Counselling after an assault…
How to handle a counselling session: Inputs from Margaret Edwards & Charlotte Chapman,COUNSELING TODAY
The first session after an assault is particularly challenging, and a lot rides on that session because it often determines whether a student will follow through with getting help in a timely manner. If a client in this situation feels judged, is pressed too fast for details or is offered unsolicited advice, she or he may not return for the second appointment. It is important to slow down and to support these clients as they try to make sense not only of what has happened but also their resulting reactions.
The approach of motivational interviewing, as developed by William Miller and Stephen Rollnick, is especially helpful in establishing a safe, trusting psychological environment in which to work through a trauma. Motivational interviewing is based on autonomy, collaboration and evocation. For example, asking for permission before providing information or advice and reflecting feelings rather than asking questions about what happened allows the counselor to join with the client without also joining her in the trauma. In addition, allowing the client to set the pace and goals of counseling helps her to re-establish a sense of agency in her own healing, which is important in likewise re-establishing her sense of psychological safety.

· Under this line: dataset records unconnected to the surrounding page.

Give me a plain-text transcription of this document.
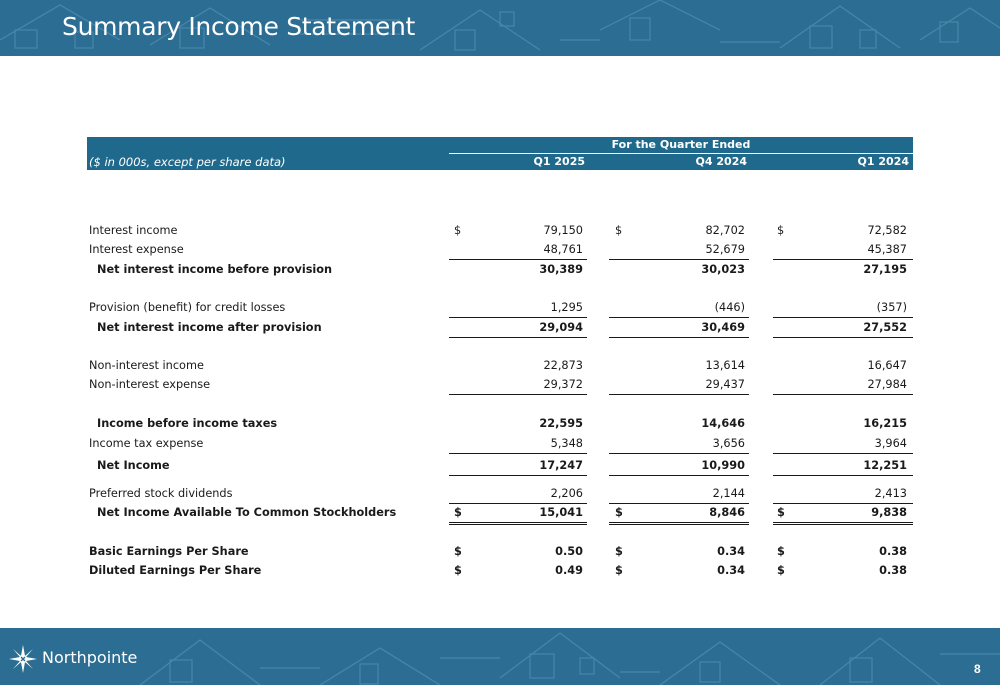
Summary Income Statement
For the Quarter Ended
($ in 000s, except per share data)	Q1 2025	Q4 2024	Q1 2024
Interest income	$	79,150	$	82,702	$	72,582
Interest expense	48,761	52,679	45,387
Net interest income before provision	30,389	30,023	27,195
Provision (benefit) for credit losses	1,295	(446)	(357)
Net interest income after provision	29,094	30,469	27,552
Non-interest income	22,873	13,614	16,647
Non-interest expense	29,372	29,437	27,984
Income before income taxes	22,595	14,646	16,215
Income tax expense	5,348	3,656	3,964
Net Income	17,247	10,990	12,251
Preferred stock dividends	2,206	2,144	2,413
Net Income Available To Common Stockholders	$	15,041	$	8,846	$	9,838
Basic Earnings Per Share	$	0.50	$	0.34	$	0.38
Diluted Earnings Per Share	$	0.49	$	0.34	$	0.38
Northpointe
8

Client scenario: Anna is a college junior just getting ready to take her final exams. She walked into the counseling center today in tears and said she wanted to talk about a bad date she had two weeks ago. Anna explains that she attended a date function with Chris, the roommate of her friend Josh. At first, she says, things went pretty normally — drinks, dinner, dancing and barhopping afterward. Anna’s first indication that she might be in trouble was Chris’ insistence on pushing more drinks on her. The second occurred when Chris took her home after the function and followed her in, even after she said no. Chris repeatedly suggested they have sex and ignored Anna’s response.